Ceci dit, nous avons peu de traces des femmes ayant pratiqué
de façon notoire, un sport quelconque avant le dernier conflit
mondial mais, passée cette date, nos filles montrent un engouement
certain pour la vie des stades. Les premières années rendent
leurs efforts méritoires car les installations mises à
leur disposition souffrent des lendemains de guerre. Leur détérioration
est imputable à leur réquisition par l'autorité
militaire alliée qui y déposa marchandises, armements
et véhicules.
Un journaliste affirmera que " la réquisition y a fait
plus de dégâts que la guerre elle-même... ".
Les moyens resteront longtemps dérisoires.Des poutres de bois
font office de starting-block, les écussons des clubs sont fixés
aux maillots par une agrafeuse, voire une épingle à nourrice,
les dossards sont peints au pochoir, les chaussures rarement adaptées
aux cendrées tandis que sable, mâchefer et tapis-brosses
des réceptions ne sont pas encore remplacés par de moelleux
coussins.

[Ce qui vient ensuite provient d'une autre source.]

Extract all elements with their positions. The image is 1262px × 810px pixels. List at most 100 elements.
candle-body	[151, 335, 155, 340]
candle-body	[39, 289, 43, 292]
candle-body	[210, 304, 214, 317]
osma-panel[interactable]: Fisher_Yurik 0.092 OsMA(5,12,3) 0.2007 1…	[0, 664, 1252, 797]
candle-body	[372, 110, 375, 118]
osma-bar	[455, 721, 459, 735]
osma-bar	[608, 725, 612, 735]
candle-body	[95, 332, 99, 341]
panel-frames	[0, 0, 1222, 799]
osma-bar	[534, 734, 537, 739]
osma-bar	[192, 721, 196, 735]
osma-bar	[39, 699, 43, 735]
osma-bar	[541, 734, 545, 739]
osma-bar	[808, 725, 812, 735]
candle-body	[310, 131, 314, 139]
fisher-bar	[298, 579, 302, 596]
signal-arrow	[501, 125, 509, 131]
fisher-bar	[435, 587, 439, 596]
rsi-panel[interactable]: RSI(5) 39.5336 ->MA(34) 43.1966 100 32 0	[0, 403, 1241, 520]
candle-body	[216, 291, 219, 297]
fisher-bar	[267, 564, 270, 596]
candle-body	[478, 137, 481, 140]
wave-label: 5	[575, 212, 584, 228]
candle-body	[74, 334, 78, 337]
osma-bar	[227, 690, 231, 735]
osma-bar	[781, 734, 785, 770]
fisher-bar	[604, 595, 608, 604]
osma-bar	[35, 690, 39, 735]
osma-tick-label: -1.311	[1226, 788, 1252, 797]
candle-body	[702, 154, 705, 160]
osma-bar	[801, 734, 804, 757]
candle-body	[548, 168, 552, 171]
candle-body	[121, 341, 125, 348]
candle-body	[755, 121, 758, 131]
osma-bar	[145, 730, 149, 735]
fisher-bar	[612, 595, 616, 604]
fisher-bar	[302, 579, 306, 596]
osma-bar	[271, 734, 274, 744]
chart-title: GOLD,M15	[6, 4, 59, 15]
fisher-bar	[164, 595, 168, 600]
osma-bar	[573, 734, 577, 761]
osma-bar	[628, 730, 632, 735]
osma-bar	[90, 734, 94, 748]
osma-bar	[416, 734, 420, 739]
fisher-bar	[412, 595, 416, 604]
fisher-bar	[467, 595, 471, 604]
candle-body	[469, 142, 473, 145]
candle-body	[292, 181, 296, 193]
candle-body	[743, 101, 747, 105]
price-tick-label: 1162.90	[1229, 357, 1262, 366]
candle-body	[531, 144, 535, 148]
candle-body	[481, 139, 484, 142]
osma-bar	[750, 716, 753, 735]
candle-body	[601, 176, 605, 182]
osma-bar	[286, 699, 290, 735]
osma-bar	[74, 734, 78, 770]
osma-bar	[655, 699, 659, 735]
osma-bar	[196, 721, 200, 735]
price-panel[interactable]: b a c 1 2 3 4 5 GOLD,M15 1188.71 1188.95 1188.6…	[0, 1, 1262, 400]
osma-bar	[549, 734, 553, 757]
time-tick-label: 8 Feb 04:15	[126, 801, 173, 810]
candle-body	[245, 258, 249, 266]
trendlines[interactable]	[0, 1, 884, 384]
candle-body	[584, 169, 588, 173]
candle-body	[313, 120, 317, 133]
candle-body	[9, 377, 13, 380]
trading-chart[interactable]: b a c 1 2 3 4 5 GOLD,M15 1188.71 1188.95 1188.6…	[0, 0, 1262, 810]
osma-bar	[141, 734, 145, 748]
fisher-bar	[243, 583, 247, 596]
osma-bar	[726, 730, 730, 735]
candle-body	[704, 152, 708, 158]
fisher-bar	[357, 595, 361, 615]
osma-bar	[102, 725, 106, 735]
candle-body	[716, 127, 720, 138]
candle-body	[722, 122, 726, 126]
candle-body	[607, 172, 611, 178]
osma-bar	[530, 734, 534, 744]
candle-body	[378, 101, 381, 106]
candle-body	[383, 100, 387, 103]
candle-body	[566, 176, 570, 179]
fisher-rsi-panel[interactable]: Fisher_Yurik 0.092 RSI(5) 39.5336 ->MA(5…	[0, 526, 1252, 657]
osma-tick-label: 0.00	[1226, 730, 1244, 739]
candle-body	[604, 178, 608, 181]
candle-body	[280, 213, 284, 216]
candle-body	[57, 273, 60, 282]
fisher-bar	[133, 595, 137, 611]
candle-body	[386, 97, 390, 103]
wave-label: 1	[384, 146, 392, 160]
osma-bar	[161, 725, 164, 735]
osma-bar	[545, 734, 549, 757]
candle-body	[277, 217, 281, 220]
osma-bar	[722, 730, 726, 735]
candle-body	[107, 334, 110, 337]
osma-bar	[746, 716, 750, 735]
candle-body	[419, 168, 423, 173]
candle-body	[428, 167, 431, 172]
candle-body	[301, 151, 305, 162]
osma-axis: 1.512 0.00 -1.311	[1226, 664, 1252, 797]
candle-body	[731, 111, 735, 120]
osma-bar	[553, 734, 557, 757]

Il arrivera à nos représentantes
de finir modestement sixièmes aux championnats de France, défavorisées
par les pointes de leurs chaussures trop courtes pour les pistes de
Bordeaux plus molles que celles d'Alger. Les départs sont longtemps
donnés à la voix et un média soulignera qu'un record
de France n'a pu être " abattu ", faute d'un départ
donné au pistolet...
L'administration est chiche et les wagons transportant nos championnes
entre Alger, Oran, Constantine, Casablanca ou Tunis sont moins luxueux
tandis que les traversées maritimes qui conduisent nos sportives
aux championnats de France, se font sur les chaises longues des ponts
de quatrième classe de l'époque.
En outre à cette époque, en 1945, le fonctionnement de
l'administration reste désorganisé par le récent
conflit. Un dossier non transmis dans les temps, prive l'Algéroise
Martinez des championnats de France à Bordeaux auxquels elle
ne pourra participer que l'année suivante.
Par ailleurs, pour des raisons économiques, il arrivera que des
rencontres entre la France et ses voisins européens soient réservées
aux compétitrices métropolitaines, souvent moins bien
classées, mais dont le déplacement était moins
onéreux pour le budget national. En 1956, l'Algéroise
Simone Brièrre, deuxième des sélectionnées
pour France-Belgique devra céder sa place à la troisième,
habitant Paris; l'aller-retour bateau plus train revenant plus cher
à la Fédération qu'un simple Paris-
Bruxelles...
Malgré restrictions et pénuries, progressivement compensées,
tous les sports seront très vité pratiqués et l'Algérie,
comme d'ailleurs le Maroc et la Tunisie, devient " un creuset
d'athlètes et une pépinière de championnes
".
À l'image de leurs nombreux et déjà célèbres
compagnons, nos jeunes femmes enrichissent en Algérie le sport
français des années quarante jusqu'à l'indépendance
du territoire, en pratiquant athlétisme, natation, tennis, basket,
volley-ball, hand-ball, cyclisme, ski de neige et nautisme, escrime,
aviron, hippisme, aviation et parachutisme, plongée sous-marine,
judo, golf et cross-country.
Les comptes-rendus qu'en proposent les quotidiens d'Alger comme l'Écho
d'Alger, la Dépêche algérienne, Alger Républicain,
Alger Soir, pour ne citer qu'eux, sont toujours fidèles et circonstanciés.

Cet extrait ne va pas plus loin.